You need to take the same care in buying a franchise as you do when buying or starting a business. Often when buying a franchise, it does not exist in your area and so you have no specific figures to review. Fortunately the Franchising Code of Conduct legislates that certain information must be provided to you by the franchisor to assist you in researching the franchise.

Doing your own market research, rather than just relying on what the franchisor tells you, is important. How viable would the business be in short term and in the longer term? Would it be able to grow to the size where is provides you more than a job? What is the competition like? How will it be impacted by imported goods and internet sales? Will it work in our region?

A very helpful part of the market research can be talking to other franchisees. The franchisor must provide details of all current franchisees and former franchisees that have terminated in the past three years. Tracking down ones that left should provide insightful information as well. Find out: how supportive is the franchisor? How effective is the franchisor’s marketing?

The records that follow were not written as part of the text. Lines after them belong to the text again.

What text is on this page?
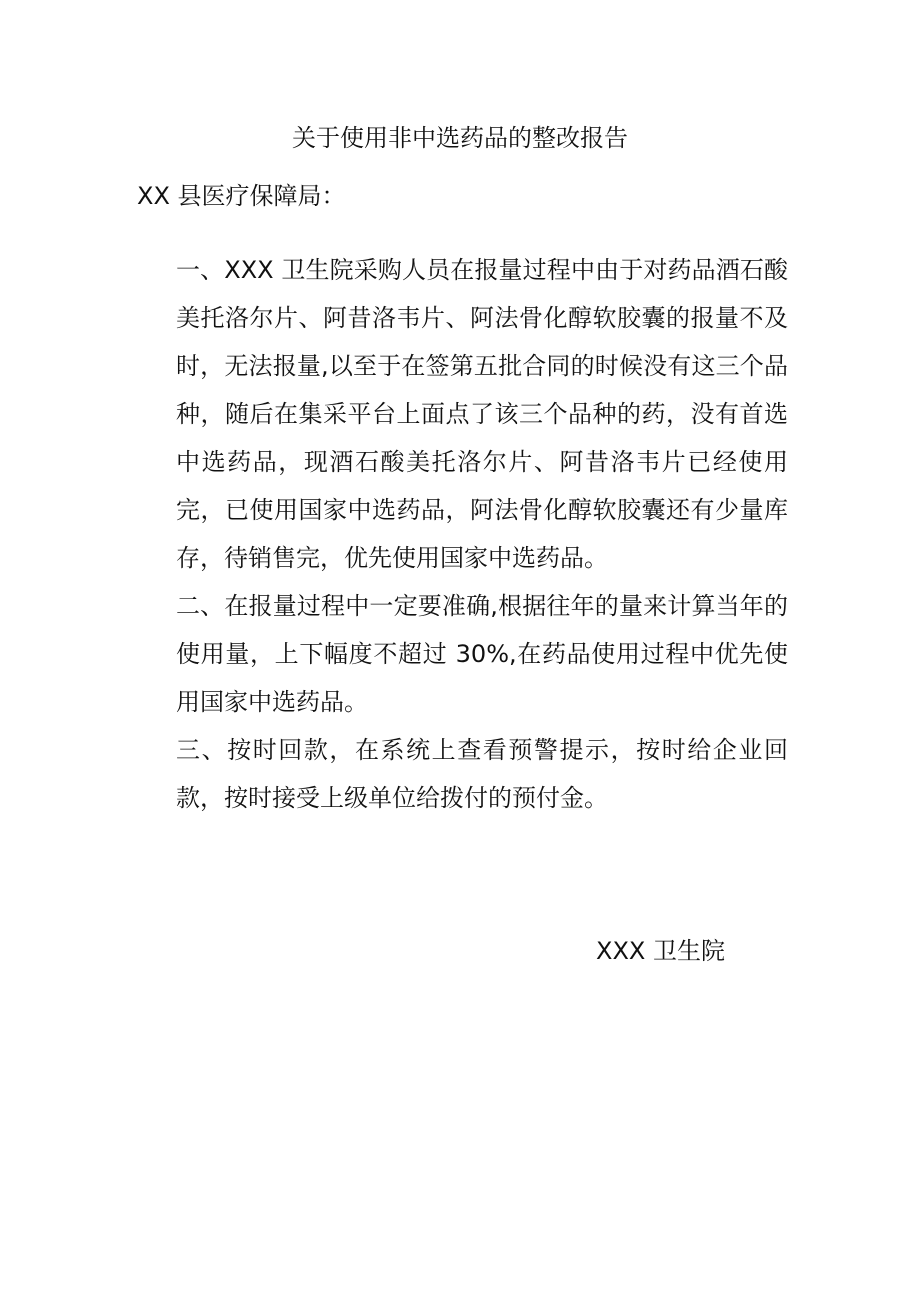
关于使用非中选药品的整改报告
XX 县医疗保障局：

一、XXX 卫生院采购人员在报量过程中由于对药品酒石酸美托洛尔片、阿昔洛韦片、阿法骨化醇软胶囊的报量不及时，无法报量,以至于在签第五批合同的时候没有这三个品种，随后在集采平台上面点了该三个品种的药，没有首选中选药品，现酒石酸美托洛尔片、阿昔洛韦片已经使用完，已使用国家中选药品，阿法骨化醇软胶囊还有少量库存，待销售完，优先使用国家中选药品。

二、在报量过程中一定要准确,根据往年的量来计算当年的使用量，上下幅度不超过 30%,在药品使用过程中优先使用国家中选药品。

三、按时回款，在系统上查看预警提示，按时给企业回款，按时接受上级单位给拨付的预付金。

XXX 卫生院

Clarifying the territory is important. Not just the area shown on a map, but whether it is exclusive to you or others can operate in the area as well.

Also, being required to buy product from the franchisor may lock you into expensive non-competitive product costs.

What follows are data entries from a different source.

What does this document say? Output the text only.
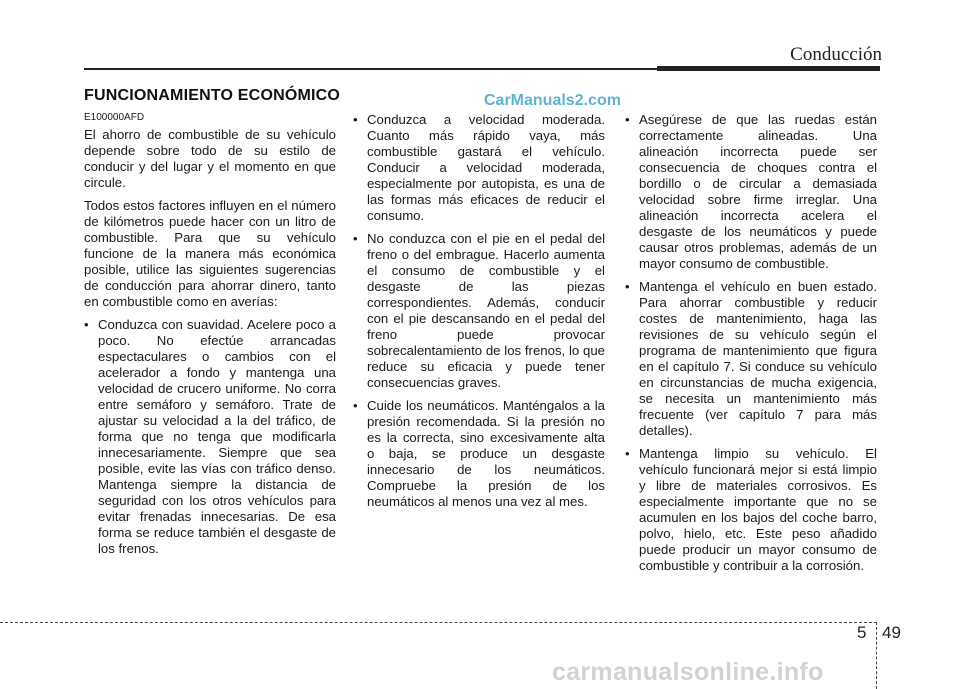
Conducción
FUNCIONAMIENTO ECONÓMICO	CarManuals2.com

E100000AFD

El ahorro de combustible de su vehículo depende sobre todo de su estilo de conducir y del lugar y el momento en que circule.

Todos estos factores influyen en el número de kilómetros puede hacer con un litro de combustible. Para que su vehículo funcione de la manera más económica posible, utilice las siguientes sugerencias de conducción para ahorrar dinero, tanto en combustible como en averías:

• Conduzca con suavidad. Acelere poco a poco. No efectúe arrancadas espectaculares o cambios con el acelerador a fondo y mantenga una velocidad de crucero uniforme. No corra entre semáforo y semáforo. Trate de ajustar su velocidad a la del tráfico, de forma que no tenga que modificarla innecesariamente. Siempre que sea posible, evite las vías con tráfico denso. Mantenga siempre la distancia de seguridad con los otros vehículos para evitar frenadas innecesarias. De esa forma se reduce también el desgaste de los frenos.
• Conduzca a velocidad moderada. Cuanto más rápido vaya, más combustible gastará el vehículo. Conducir a velocidad moderada, especialmente por autopista, es una de las formas más eficaces de reducir el consumo.
• No conduzca con el pie en el pedal del freno o del embrague. Hacerlo aumenta el consumo de combustible y el desgaste de las piezas correspondientes. Además, conducir con el pie descansando en el pedal del freno puede provocar sobrecalentamiento de los frenos, lo que reduce su eficacia y puede tener consecuencias graves.
• Cuide los neumáticos. Manténgalos a la presión recomendada. Si la presión no es la correcta, sino excesivamente alta o baja, se produce un desgaste innecesario de los neumáticos. Compruebe la presión de los neumáticos al menos una vez al mes.
• Asegúrese de que las ruedas están correctamente alineadas. Una alineación incorrecta puede ser consecuencia de choques contra el bordillo o de circular a demasiada velocidad sobre firme irreglar. Una alineación incorrecta acelera el desgaste de los neumáticos y puede causar otros problemas, además de un mayor consumo de combustible.
• Mantenga el vehículo en buen estado. Para ahorrar combustible y reducir costes de mantenimiento, haga las revisiones de su vehículo según el programa de mantenimiento que figura en el capítulo 7. Si conduce su vehículo en circunstancias de mucha exigencia, se necesita un mantenimiento más frecuente (ver capítulo 7 para más detalles).
• Mantenga limpio su vehículo. El vehículo funcionará mejor si está limpio y libre de materiales corrosivos. Es especialmente importante que no se acumulen en los bajos del coche barro, polvo, hielo, etc. Este peso añadido puede producir un mayor consumo de combustible y contribuir a la corrosión.
5 49
carmanualsonline.info
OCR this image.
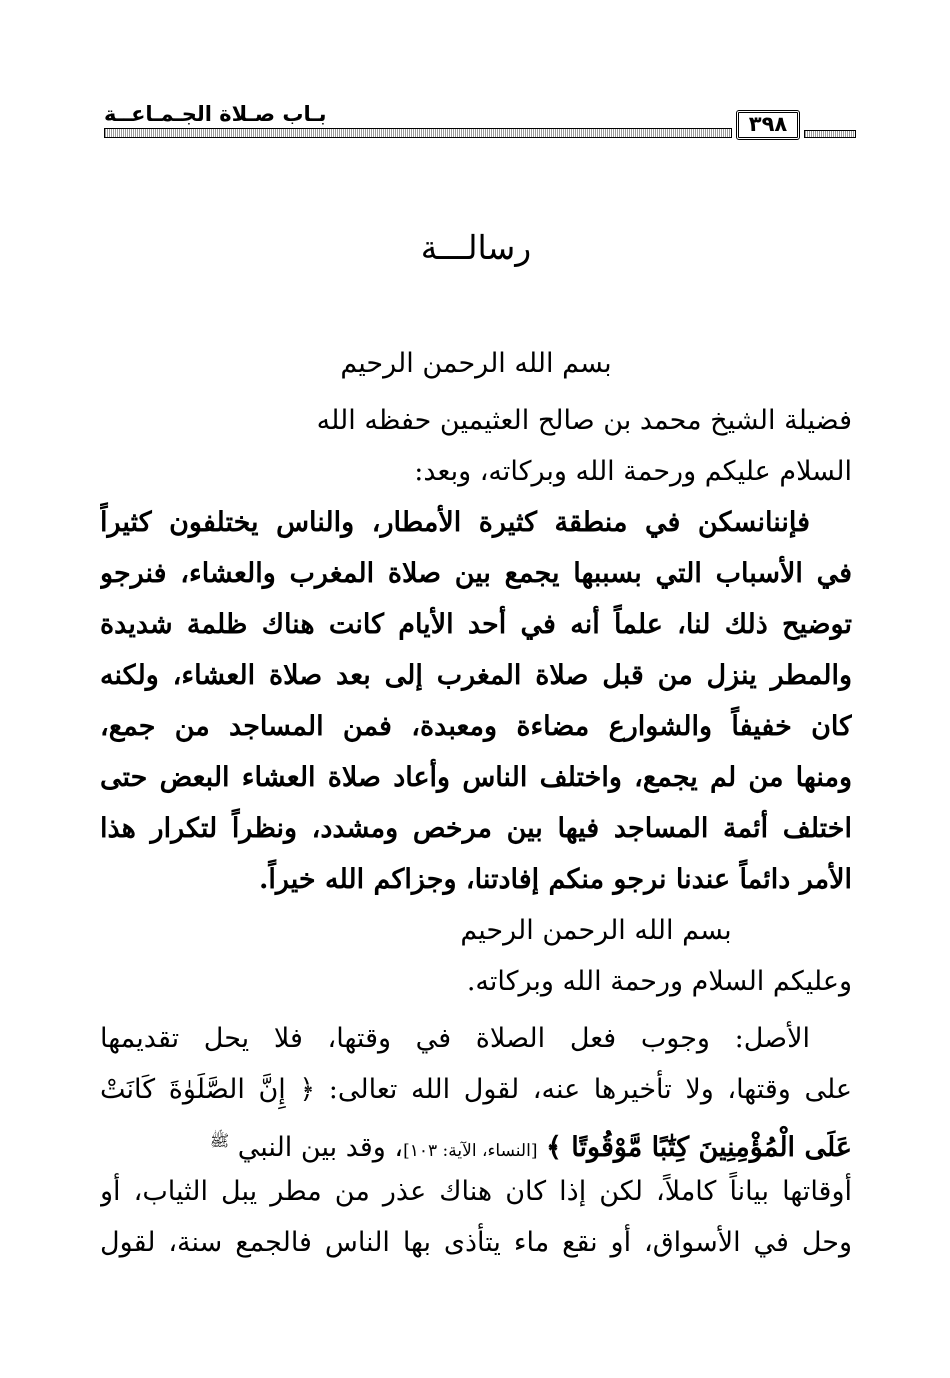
بـاب صـلاة الجـمـاعــة	٣٩٨
رسالـــة
بسم الله الرحمن الرحيم
فضيلة الشيخ محمد بن صالح العثيمين حفظه الله
السلام عليكم ورحمة الله وبركاته، وبعد:
فإننانسكن في منطقة كثيرة الأمطار، والناس يختلفون كثيراً
في الأسباب التي بسببها يجمع بين صلاة المغرب والعشاء، فنرجو
توضيح ذلك لنا، علماً أنه في أحد الأيام كانت هناك ظلمة شديدة
والمطر ينزل من قبل صلاة المغرب إلى بعد صلاة العشاء، ولكنه
كان خفيفاً والشوارع مضاءة ومعبدة، فمن المساجد من جمع،
ومنها من لم يجمع، واختلف الناس وأعاد صلاة العشاء البعض حتى
اختلف أئمة المساجد فيها بين مرخص ومشدد، ونظراً لتكرار هذا
الأمر دائماً عندنا نرجو منكم إفادتنا، وجزاكم الله خيراً.
بسم الله الرحمن الرحيم
وعليكم السلام ورحمة الله وبركاته.
الأصل: وجوب فعل الصلاة في وقتها، فلا يحل تقديمها
على وقتها، ولا تأخيرها عنه، لقول الله تعالى: ﴿ إِنَّ الصَّلَوٰةَ كَانَتْ
عَلَى الْمُؤْمِنِينَ كِتَٰبًا مَّوْقُوتًا ﴾ [النساء، الآية: ١٠٣]، وقد بين النبي $^ﷺ$
أوقاتها بياناً كاملاً، لكن إذا كان هناك عذر من مطر يبل الثياب، أو
وحل في الأسواق، أو نقع ماء يتأذى بها الناس فالجمع سنة، لقول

Establish clearly all the costs: the purchase fees; ongoing fees; capital costs, such as fit- outs and equipment; and working capital. These must all be disclosed to you.
The franchisor also must provide an auditor’s statement as to their viability or provide the last two years of financial reports.

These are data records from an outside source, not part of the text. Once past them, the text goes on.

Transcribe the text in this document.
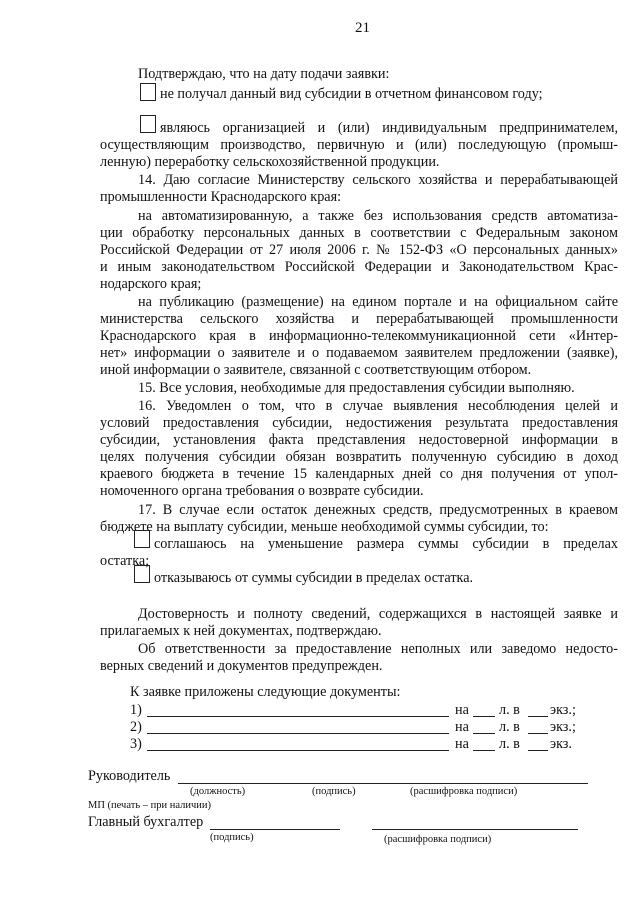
21
Подтверждаю, что на дату подачи заявки:
не получал данный вид субсидии в отчетном финансовом году;
являюсь организацией и (или) индивидуальным предпринимателем,
осуществляющим производство, первичную и (или) последующую (промыш-
ленную) переработку сельскохозяйственной продукции.
14. Даю согласие Министерству сельского хозяйства и перерабатывающей
промышленности Краснодарского края:
на автоматизированную, а также без использования средств автоматиза-
ции обработку персональных данных в соответствии с Федеральным законом
Российской Федерации от 27 июля 2006 г. № 152-ФЗ «О персональных данных»
и иным законодательством Российской Федерации и Законодательством Крас-
нодарского края;
на публикацию (размещение) на едином портале и на официальном сайте
министерства сельского хозяйства и перерабатывающей промышленности
Краснодарского края в информационно-телекоммуникационной сети «Интер-
нет» информации о заявителе и о подаваемом заявителем предложении (заявке),
иной информации о заявителе, связанной с соответствующим отбором.
15. Все условия, необходимые для предоставления субсидии выполняю.
16. Уведомлен о том, что в случае выявления несоблюдения целей и
условий предоставления субсидии, недостижения результата предоставления
субсидии, установления факта представления недостоверной информации в
целях получения субсидии обязан возвратить полученную субсидию в доход
краевого бюджета в течение 15 календарных дней со дня получения от упол-
номоченного органа требования о возврате субсидии.
17. В случае если остаток денежных средств, предусмотренных в краевом
бюджете на выплату субсидии, меньше необходимой суммы субсидии, то:
соглашаюсь на уменьшение размера суммы субсидии в пределах
остатка;
отказываюсь от суммы субсидии в пределах остатка.
Достоверность и полноту сведений, содержащихся в настоящей заявке и
прилагаемых к ней документах, подтверждаю.
Об ответственности за предоставление неполных или заведомо недосто-
верных сведений и документов предупрежден.
К заявке приложены следующие документы:
1)	на л. в экз.;
2)	на л. в экз.;
3)	на л. в экз.
Руководитель
(должность)	(подпись)	(расшифровка подписи)
МП (печать – при наличии)
Главный бухгалтер
(подпись)	(расшифровка подписи)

The franchisor should provide you with financial projections for the franchise. It would be good to verify these by talking to franchise owners in regional areas similar to yours.

Finally you need to gain a good understanding of the franchise agreement, which should be provided at least 14 days before signing. You need to understand the requirements and restrictions this contract is placing on you. It is essential to get legal and accounting advice about the agreement that will point out problems and issues that you may not see.

A franchised business can be a great way to get started in business. If you pick the right one your chances of success in business can be increased.